Sir Gerald Aubrey Goodman KC (6 September 1862 – 20 January 1921 in Barbados) was a Barbadian barrister and politician. He also served as Attorney-General of the Straits Settlements and as a judge in Malaya. His final appointment was as Chief Justice of the Straits Settlements but he died before he could take office.

==Early life and education==
Goodman was the son of Augustus Flavius Goodman. He was educated at Lodge School and Harrison College on the island and University College, London, before being called to the bar by the Middle Temple in 1885. He then returned to Barbados to practise.

== Career ==

=== Barbados ===
He was appointed Solicitor-General of Barbados in 1896 (having acted in the role in 1890, 1891, and 1892) and Attorney-General of Barbados in 1907 (having acted in the role in 1891, 1898, 1900, 1901, 1902, 1903, and 1904), serving until 1913. He was a member of the Barbados House of Assembly from 1889 to 1912, the Barbados Board of Education from 1891 to 1912, and the Quarantine Board and General Board of Health from 1902 to 1912.
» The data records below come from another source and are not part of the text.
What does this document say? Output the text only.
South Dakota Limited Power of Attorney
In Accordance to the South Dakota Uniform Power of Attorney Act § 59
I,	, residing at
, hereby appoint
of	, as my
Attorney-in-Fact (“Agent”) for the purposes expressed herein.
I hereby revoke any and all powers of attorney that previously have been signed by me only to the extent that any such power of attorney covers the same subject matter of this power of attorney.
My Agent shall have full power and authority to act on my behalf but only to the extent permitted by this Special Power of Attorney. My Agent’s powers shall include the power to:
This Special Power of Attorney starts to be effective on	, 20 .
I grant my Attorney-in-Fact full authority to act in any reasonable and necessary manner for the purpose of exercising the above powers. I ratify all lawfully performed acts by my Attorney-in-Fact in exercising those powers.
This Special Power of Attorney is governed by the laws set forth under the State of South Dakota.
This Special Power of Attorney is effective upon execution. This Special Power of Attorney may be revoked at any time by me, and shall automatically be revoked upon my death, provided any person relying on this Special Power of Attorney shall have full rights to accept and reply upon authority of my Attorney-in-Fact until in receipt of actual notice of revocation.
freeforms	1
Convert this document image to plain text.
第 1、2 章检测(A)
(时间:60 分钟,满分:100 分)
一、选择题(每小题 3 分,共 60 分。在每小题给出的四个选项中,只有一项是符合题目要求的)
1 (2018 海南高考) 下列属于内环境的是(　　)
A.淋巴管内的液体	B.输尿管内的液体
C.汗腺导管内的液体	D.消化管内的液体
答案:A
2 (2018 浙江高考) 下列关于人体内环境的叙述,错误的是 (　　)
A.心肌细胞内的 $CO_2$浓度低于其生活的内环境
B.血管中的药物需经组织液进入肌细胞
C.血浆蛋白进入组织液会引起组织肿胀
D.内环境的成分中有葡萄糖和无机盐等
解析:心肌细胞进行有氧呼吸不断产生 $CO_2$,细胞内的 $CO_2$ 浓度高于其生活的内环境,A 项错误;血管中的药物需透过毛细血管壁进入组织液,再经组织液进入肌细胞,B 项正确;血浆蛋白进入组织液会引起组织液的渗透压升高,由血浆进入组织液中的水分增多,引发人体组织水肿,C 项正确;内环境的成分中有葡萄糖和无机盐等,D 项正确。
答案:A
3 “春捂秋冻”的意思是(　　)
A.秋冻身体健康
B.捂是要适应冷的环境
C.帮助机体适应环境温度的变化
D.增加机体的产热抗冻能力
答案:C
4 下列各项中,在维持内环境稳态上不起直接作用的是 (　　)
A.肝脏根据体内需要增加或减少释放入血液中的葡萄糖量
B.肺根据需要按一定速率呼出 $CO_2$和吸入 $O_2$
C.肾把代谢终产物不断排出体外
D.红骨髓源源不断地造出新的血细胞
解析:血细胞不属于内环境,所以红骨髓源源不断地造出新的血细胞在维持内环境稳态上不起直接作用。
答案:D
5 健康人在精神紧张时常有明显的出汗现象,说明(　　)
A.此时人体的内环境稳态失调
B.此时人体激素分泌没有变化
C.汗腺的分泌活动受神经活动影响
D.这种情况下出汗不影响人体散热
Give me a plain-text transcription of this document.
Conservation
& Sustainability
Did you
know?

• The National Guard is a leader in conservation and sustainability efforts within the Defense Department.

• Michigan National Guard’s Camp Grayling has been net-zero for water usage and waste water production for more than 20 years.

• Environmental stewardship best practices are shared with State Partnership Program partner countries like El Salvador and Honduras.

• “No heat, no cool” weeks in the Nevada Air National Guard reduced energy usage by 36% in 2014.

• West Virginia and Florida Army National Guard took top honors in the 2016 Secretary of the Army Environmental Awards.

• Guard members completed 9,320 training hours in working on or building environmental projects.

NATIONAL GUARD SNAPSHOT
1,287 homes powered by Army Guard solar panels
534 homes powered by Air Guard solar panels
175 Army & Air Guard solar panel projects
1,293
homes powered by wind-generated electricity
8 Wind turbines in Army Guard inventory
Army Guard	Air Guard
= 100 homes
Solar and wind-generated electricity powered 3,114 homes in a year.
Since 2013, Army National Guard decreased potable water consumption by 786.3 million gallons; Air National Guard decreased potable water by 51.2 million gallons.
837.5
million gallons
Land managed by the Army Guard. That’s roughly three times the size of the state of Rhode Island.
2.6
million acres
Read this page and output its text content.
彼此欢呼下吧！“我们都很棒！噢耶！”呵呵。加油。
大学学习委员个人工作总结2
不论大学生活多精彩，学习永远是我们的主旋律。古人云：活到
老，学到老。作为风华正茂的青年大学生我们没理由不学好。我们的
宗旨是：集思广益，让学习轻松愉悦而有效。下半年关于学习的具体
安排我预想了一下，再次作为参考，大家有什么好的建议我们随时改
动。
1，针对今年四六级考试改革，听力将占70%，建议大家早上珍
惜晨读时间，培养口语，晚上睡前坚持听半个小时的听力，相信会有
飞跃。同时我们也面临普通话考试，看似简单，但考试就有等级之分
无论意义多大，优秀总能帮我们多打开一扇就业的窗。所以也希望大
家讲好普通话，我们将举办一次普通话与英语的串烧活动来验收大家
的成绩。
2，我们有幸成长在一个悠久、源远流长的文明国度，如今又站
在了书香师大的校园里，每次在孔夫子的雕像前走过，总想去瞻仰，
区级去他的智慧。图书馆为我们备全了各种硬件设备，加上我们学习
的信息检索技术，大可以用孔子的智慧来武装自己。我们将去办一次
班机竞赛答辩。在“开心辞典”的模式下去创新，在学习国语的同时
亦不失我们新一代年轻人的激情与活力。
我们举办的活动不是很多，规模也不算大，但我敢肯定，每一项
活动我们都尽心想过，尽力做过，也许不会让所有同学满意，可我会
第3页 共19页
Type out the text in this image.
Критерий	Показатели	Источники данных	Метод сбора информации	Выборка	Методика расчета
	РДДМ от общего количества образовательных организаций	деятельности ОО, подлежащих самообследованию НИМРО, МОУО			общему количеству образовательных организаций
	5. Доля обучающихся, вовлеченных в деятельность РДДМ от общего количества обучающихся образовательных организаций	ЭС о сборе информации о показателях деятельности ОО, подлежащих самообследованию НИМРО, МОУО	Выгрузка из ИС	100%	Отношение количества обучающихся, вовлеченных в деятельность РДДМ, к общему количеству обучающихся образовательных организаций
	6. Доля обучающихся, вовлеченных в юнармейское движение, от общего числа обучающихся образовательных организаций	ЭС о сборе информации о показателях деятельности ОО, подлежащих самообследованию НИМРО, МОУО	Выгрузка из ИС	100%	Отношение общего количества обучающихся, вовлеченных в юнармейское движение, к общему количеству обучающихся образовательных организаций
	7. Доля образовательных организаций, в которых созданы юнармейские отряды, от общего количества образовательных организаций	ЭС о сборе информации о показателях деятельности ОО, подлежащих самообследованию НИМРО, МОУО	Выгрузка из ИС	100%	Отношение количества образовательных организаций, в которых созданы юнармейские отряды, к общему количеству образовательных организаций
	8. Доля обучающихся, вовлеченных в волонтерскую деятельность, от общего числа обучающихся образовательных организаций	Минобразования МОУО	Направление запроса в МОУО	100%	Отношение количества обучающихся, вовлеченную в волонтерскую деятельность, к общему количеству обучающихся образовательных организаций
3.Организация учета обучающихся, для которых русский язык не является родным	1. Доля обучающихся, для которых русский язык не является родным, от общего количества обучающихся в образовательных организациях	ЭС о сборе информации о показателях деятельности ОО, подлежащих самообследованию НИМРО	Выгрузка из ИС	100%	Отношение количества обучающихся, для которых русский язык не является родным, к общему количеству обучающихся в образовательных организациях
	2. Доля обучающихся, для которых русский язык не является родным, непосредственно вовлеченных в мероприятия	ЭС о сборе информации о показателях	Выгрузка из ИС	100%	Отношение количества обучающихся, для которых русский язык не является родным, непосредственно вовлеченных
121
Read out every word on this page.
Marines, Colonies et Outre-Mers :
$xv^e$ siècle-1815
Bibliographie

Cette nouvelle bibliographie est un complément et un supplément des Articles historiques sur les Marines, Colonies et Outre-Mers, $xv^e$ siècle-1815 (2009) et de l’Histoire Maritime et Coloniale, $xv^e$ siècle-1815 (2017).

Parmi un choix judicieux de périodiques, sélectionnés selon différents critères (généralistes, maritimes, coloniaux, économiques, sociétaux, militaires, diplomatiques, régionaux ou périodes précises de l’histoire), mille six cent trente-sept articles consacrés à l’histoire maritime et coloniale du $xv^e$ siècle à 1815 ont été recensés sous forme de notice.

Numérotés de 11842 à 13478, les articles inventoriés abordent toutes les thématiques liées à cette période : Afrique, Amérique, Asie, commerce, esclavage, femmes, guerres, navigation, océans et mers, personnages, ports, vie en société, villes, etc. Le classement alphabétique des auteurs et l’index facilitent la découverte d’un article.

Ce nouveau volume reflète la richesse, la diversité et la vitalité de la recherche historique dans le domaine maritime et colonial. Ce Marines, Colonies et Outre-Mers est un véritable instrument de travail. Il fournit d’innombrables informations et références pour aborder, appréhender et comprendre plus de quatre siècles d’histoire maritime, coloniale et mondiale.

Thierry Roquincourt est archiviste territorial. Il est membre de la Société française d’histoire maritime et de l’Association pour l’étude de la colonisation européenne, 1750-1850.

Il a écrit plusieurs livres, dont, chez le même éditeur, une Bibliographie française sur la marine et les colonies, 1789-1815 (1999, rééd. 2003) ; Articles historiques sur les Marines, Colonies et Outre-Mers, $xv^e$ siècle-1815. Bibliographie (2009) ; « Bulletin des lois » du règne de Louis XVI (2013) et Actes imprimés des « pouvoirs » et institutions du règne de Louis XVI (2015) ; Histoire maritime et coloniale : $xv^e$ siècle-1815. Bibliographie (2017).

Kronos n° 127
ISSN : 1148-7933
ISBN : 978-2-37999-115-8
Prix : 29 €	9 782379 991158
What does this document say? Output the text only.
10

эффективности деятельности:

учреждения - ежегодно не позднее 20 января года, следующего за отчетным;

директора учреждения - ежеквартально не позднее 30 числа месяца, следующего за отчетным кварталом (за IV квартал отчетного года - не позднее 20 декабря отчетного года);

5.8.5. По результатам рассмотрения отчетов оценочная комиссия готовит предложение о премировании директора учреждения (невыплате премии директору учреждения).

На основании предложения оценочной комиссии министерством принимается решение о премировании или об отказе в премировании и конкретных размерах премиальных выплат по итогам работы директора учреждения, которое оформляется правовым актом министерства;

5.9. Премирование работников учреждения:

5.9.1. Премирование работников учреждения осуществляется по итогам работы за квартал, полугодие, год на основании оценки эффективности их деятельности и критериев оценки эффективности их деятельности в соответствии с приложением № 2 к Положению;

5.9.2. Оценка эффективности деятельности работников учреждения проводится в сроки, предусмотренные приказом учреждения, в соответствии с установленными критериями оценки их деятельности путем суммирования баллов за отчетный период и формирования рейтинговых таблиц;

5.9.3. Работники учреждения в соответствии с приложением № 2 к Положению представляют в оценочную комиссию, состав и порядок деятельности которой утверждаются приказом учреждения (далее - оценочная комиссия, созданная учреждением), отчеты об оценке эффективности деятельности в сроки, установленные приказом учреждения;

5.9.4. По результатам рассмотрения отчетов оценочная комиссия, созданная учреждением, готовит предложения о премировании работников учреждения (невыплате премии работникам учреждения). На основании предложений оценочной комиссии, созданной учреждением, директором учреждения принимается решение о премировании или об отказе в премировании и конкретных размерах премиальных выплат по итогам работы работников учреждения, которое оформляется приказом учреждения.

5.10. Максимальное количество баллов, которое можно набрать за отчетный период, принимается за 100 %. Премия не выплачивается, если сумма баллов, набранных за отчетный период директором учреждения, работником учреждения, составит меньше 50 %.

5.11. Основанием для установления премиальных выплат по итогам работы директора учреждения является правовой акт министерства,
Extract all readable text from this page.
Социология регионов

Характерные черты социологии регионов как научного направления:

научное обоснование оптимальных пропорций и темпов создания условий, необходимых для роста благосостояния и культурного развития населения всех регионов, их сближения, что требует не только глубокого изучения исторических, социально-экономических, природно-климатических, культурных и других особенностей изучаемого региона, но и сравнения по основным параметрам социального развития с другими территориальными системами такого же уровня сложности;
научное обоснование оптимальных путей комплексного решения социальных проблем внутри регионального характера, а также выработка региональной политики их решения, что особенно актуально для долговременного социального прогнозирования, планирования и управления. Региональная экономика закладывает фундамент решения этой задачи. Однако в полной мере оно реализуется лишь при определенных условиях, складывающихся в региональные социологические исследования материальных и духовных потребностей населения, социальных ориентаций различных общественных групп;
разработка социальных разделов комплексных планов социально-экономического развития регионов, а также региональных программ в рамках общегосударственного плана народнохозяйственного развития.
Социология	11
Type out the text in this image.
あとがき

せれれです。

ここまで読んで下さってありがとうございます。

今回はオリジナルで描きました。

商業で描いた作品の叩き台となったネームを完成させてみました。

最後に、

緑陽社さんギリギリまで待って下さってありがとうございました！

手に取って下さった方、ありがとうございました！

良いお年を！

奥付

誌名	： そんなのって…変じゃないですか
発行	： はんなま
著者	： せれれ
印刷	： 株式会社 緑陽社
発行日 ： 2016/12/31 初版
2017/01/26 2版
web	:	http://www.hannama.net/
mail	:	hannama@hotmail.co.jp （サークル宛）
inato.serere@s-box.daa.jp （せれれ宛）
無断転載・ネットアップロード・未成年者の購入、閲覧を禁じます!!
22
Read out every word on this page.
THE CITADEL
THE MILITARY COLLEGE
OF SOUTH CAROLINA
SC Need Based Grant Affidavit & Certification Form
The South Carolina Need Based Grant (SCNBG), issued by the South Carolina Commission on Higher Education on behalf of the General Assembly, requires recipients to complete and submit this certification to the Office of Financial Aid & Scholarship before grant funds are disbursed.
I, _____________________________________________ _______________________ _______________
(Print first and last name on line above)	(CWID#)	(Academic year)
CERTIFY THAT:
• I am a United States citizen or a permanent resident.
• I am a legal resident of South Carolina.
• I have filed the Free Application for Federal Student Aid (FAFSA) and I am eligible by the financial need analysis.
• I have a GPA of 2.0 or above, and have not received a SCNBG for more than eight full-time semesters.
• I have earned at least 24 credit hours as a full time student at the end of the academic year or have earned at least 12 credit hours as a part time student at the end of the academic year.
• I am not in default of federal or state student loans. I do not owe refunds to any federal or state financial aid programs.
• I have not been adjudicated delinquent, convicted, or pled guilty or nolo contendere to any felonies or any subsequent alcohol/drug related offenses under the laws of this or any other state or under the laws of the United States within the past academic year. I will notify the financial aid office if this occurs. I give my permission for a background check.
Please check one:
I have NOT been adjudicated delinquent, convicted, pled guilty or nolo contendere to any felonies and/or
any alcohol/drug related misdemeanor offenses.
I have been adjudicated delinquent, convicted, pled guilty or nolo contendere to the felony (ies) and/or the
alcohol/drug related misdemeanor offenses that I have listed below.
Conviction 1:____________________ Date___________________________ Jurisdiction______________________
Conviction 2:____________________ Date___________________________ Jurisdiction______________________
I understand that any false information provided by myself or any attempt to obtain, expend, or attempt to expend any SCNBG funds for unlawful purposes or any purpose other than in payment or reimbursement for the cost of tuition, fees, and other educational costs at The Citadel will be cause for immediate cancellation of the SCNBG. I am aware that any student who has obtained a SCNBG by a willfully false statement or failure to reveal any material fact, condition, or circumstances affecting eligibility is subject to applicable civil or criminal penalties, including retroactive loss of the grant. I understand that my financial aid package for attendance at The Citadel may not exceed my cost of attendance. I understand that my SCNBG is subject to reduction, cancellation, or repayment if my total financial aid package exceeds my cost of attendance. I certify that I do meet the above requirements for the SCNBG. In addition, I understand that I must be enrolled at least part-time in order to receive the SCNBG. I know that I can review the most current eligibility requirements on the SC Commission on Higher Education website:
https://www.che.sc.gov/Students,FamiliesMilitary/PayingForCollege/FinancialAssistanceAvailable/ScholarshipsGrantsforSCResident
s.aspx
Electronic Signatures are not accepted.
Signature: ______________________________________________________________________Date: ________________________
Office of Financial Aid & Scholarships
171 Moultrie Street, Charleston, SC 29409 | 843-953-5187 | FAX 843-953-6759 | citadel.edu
He was appointed a King's Counsel in 1903.

=== Malaya ===
In 1913, he was appointed Attorney General of the Straits Settlements and served in that position until 1919, when he was appointed Chief Judicial Commissioner (Chief Justice) of the Federated Malay States. He was appointed Chief Justice of the Straits Settlement in November 1920, but died before he could take up the post.

Goodman was knighted in the 1920 New Year Honours.

==Personal life and death==
He was also a cricketer, playing two first-class matches for Barbados against Trinidad in Port of Spain in September 1893. Captaining the team and keeping wicket, he led Barbados to victory in both matches, which included the final of the Inter-Colonial Tournament for 1893–94. His brothers Clifford, Percy and Evans also played in both matches.

Goodman died in January 1921 in Bath, England. He was buried in the Abbey Cemetery. His coffin was placed in the grave of his wife, Gertrude, who had died a few weeks previously. She was the daughter of the artist Edward John Cobbett. Goodman Road in Singapore is named after Goodman.